Becky Bell died in January 2012 aged just seven after a brave seven-month fight with brain cancer.
She was treated at Newcastle’s Royal Victoria Infirmary, but lost her fight at the family home in the Rift House area after doctors told her devastated family there was nothing more they could do for her.
Her mum Julie, 42, has admitted the family explored the possibility of taking her out of the country for treatment after seeing Brett and Naghmeh King locked up in Spain for taking their son Ashya to Malaga with the consent of doctors.
Five-year-old Ashya is being treated for brain cancer, and his family took him from Southampton General Hospital last Thursday after claiming they were told he could not have proton beam therapy.
The technology is currently only available in the UK to treat eye cancers, but patients with other forms of cancer can apply for NHS funding for therapy abroad.
Mr King, 51, and his 45-year-old wife were arrested and locked up in Velez-Malaga on Saturday night.
Julie, who lives with husband Mark, 38, and 14-year-old son, also Mark, said: “People say they can’t imagine what this family are going through.
“But we can, because we went through the same.

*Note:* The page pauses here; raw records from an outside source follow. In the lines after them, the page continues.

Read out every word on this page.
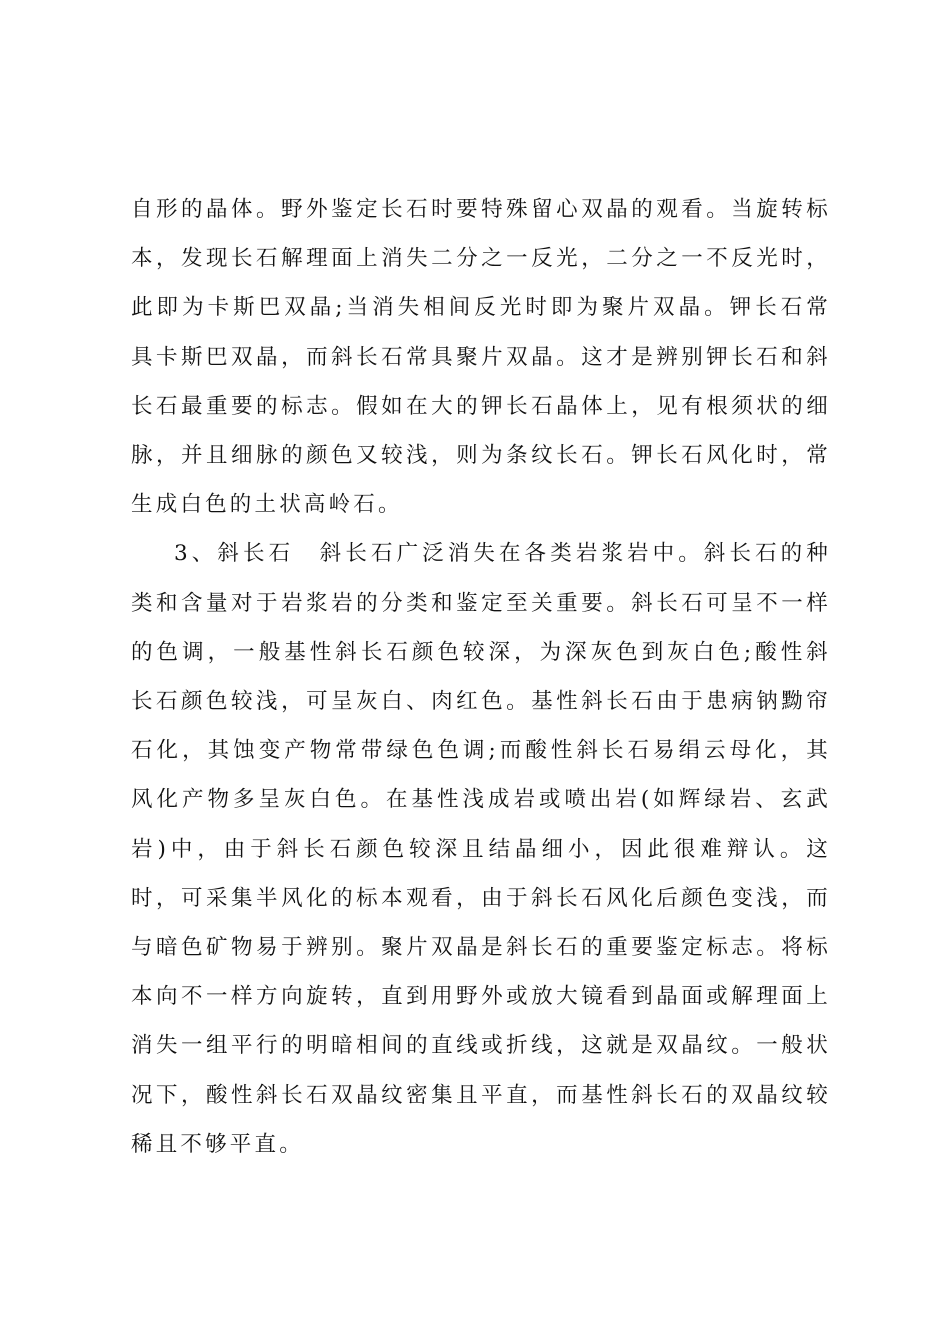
自形的晶体。野外鉴定长石时要特殊留心双晶的观看。当旋转标本，发现长石解理面上消失二分之一反光，二分之一不反光时，此即为卡斯巴双晶;当消失相间反光时即为聚片双晶。钾长石常具卡斯巴双晶，而斜长石常具聚片双晶。这才是辨别钾长石和斜长石最重要的标志。假如在大的钾长石晶体上，见有根须状的细脉，并且细脉的颜色又较浅，则为条纹长石。钾长石风化时，常生成白色的土状高岭石。

3、斜长石　斜长石广泛消失在各类岩浆岩中。斜长石的种类和含量对于岩浆岩的分类和鉴定至关重要。斜长石可呈不一样的色调，一般基性斜长石颜色较深，为深灰色到灰白色;酸性斜长石颜色较浅，可呈灰白、肉红色。基性斜长石由于患病钠黝帘石化，其蚀变产物常带绿色色调;而酸性斜长石易绢云母化，其风化产物多呈灰白色。在基性浅成岩或喷出岩(如辉绿岩、玄武岩)中，由于斜长石颜色较深且结晶细小，因此很难辩认。这时，可采集半风化的标本观看，由于斜长石风化后颜色变浅，而与暗色矿物易于辨别。聚片双晶是斜长石的重要鉴定标志。将标本向不一样方向旋转，直到用野外或放大镜看到晶面或解理面上消失一组平行的明暗相间的直线或折线，这就是双晶纹。一般状况下，酸性斜长石双晶纹密集且平直，而基性斜长石的双晶纹较稀且不够平直。
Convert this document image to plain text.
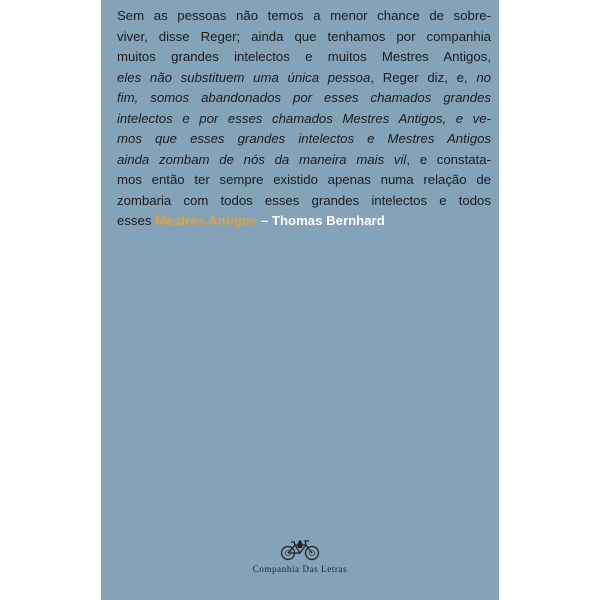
Sem as pessoas não temos a menor chance de sobre-
viver, disse Reger; ainda que tenhamos por companhia
muitos grandes intelectos e muitos Mestres Antigos,
eles não substituem uma única pessoa, Reger diz, e, no
fim, somos abandonados por esses chamados grandes
intelectos e por esses chamados Mestres Antigos, e ve-
mos que esses grandes intelectos e Mestres Antigos
ainda zombam de nós da maneira mais vil, e constata-
mos então ter sempre existido apenas numa relação de
zombaria com todos esses grandes intelectos e todos
esses Mestres Antigos – Thomas Bernhard
Companhia Das Letras
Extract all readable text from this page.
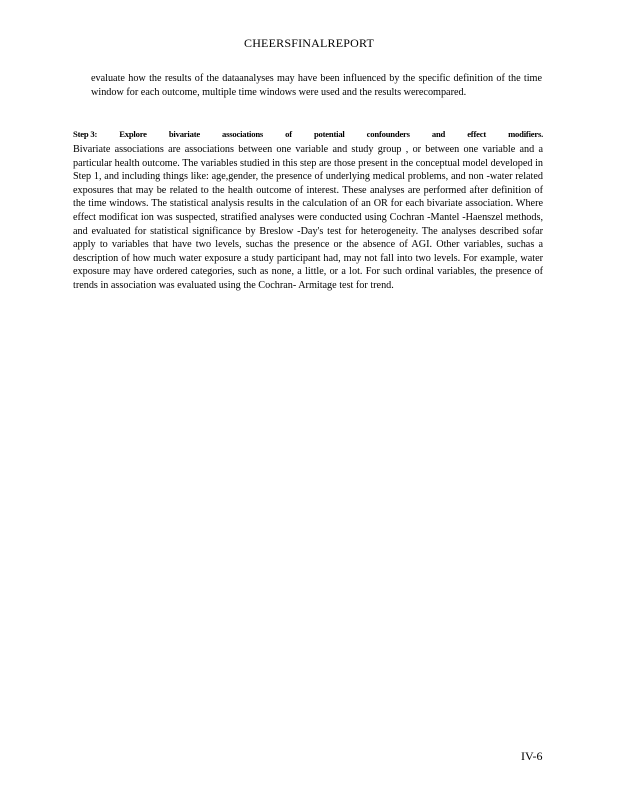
CHEERSFINALREPORT

evaluate how the results of the dataanalyses may have been influenced by the specific definition of the time window for each outcome, multiple time windows were used and the results werecompared.

Step 3:	Explore	bivariate	associations	of	potential	confounders	and	effect	modifiers.

Bivariate associations are associations between one variable and study group , or between one variable and a particular health outcome. The variables studied in this step are those present in the conceptual model developed in Step 1, and including things like: age,gender, the presence of underlying medical problems, and non -water related exposures that may be related to the health outcome of interest. These analyses are performed after definition of the time windows. The statistical analysis results in the calculation of an OR for each bivariate association. Where effect modificat ion was suspected, stratified analyses were conducted using Cochran -Mantel -Haenszel methods, and evaluated for statistical significance by Breslow -Day's test for heterogeneity. The analyses described sofar apply to variables that have two levels, suchas the presence or the absence of AGI. Other variables, suchas a description of how much water exposure a study participant had, may not fall into two levels. For example, water exposure may have ordered categories, such as none, a little, or a lot. For such ordinal variables, the presence of trends in association was evaluated using the Cochran- Armitage test for trend.

IV-6
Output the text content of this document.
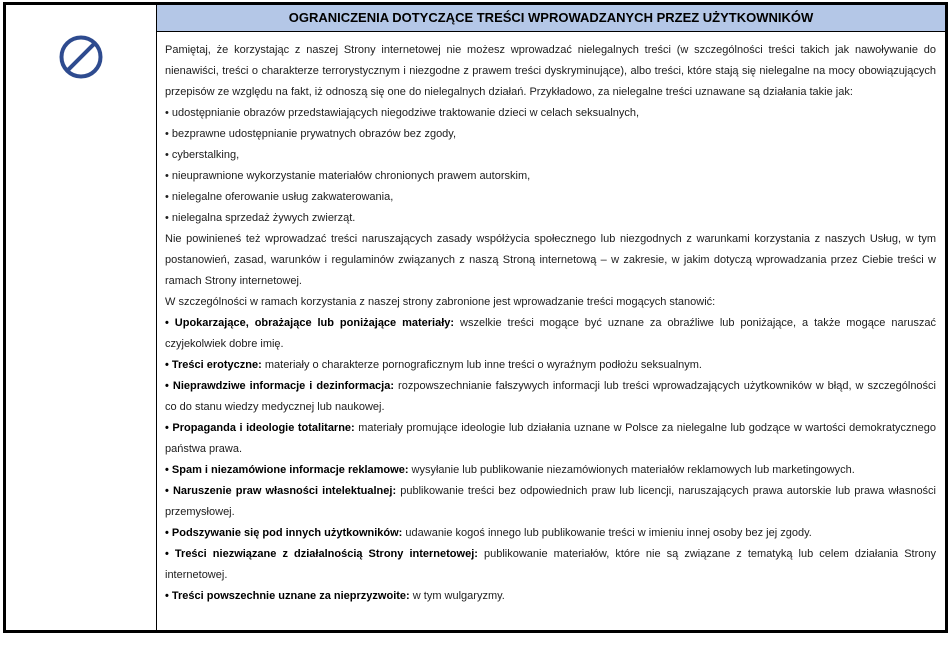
OGRANICZENIA DOTYCZĄCE TREŚCI WPROWADZANYCH PRZEZ UŻYTKOWNIKÓW

Pamiętaj, że korzystając z naszej Strony internetowej nie możesz wprowadzać nielegalnych treści (w szczególności treści takich jak nawoływanie do nienawiści, treści o charakterze terrorystycznym i niezgodne z prawem treści dyskryminujące), albo treści, które stają się nielegalne na mocy obowiązujących przepisów ze względu na fakt, iż odnoszą się one do nielegalnych działań. Przykładowo, za nielegalne treści uznawane są działania takie jak:

• udostępnianie obrazów przedstawiających niegodziwe traktowanie dzieci w celach seksualnych,

• bezprawne udostępnianie prywatnych obrazów bez zgody,

• cyberstalking,

• nieuprawnione wykorzystanie materiałów chronionych prawem autorskim,

• nielegalne oferowanie usług zakwaterowania,

• nielegalna sprzedaż żywych zwierząt.

Nie powinieneś też wprowadzać treści naruszających zasady współżycia społecznego lub niezgodnych z warunkami korzystania z naszych Usług, w tym postanowień, zasad, warunków i regulaminów związanych z naszą Stroną internetową – w zakresie, w jakim dotyczą wprowadzania przez Ciebie treści w ramach Strony internetowej.

W szczególności w ramach korzystania z naszej strony zabronione jest wprowadzanie treści mogących stanowić:

• Upokarzające, obrażające lub poniżające materiały: wszelkie treści mogące być uznane za obraźliwe lub poniżające, a także mogące naruszać czyjekolwiek dobre imię.

• Treści erotyczne: materiały o charakterze pornograficznym lub inne treści o wyraźnym podłożu seksualnym.

• Nieprawdziwe informacje i dezinformacja: rozpowszechnianie fałszywych informacji lub treści wprowadzających użytkowników w błąd, w szczególności co do stanu wiedzy medycznej lub naukowej.

• Propaganda i ideologie totalitarne: materiały promujące ideologie lub działania uznane w Polsce za nielegalne lub godzące w wartości demokratycznego państwa prawa.

• Spam i niezamówione informacje reklamowe: wysyłanie lub publikowanie niezamówionych materiałów reklamowych lub marketingowych.

• Naruszenie praw własności intelektualnej: publikowanie treści bez odpowiednich praw lub licencji, naruszających prawa autorskie lub prawa własności przemysłowej.

• Podszywanie się pod innych użytkowników: udawanie kogoś innego lub publikowanie treści w imieniu innej osoby bez jej zgody.

• Treści niezwiązane z działalnością Strony internetowej: publikowanie materiałów, które nie są związane z tematyką lub celem działania Strony internetowej.

• Treści powszechnie uznane za nieprzyzwoite: w tym wulgaryzmy.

“When you are told your child has cancer, you will do anything. We considered going abroad if there was a suitable treatment available, such as the one this family are trying to get, and we sat down with the consultant and discussed it.
“We were told that because of where Becky’s tumour was, on her brain stem, that operation would have killed her. She wouldn’t have got through it.
“Had there been a possibility the treatment would have worked, then we would have gone anywhere to have it done. That is without question.”
Ashya’s parents have been locked up in a Spanish prison, 300 miles from the hospital where their son is being treated, while a court considers whether to grant a British extradition request.
Julie added: “It is shocking, and they have my support 100 per cent.
“Any parent would do the same thing in my opinion. If there is a chance for your child to have better treatment, something which will help them, then you do it.
“You don’t consider the consequences. The way they are being treated, locked up while their son is in a hospital in a foreign country, is disgraceful.”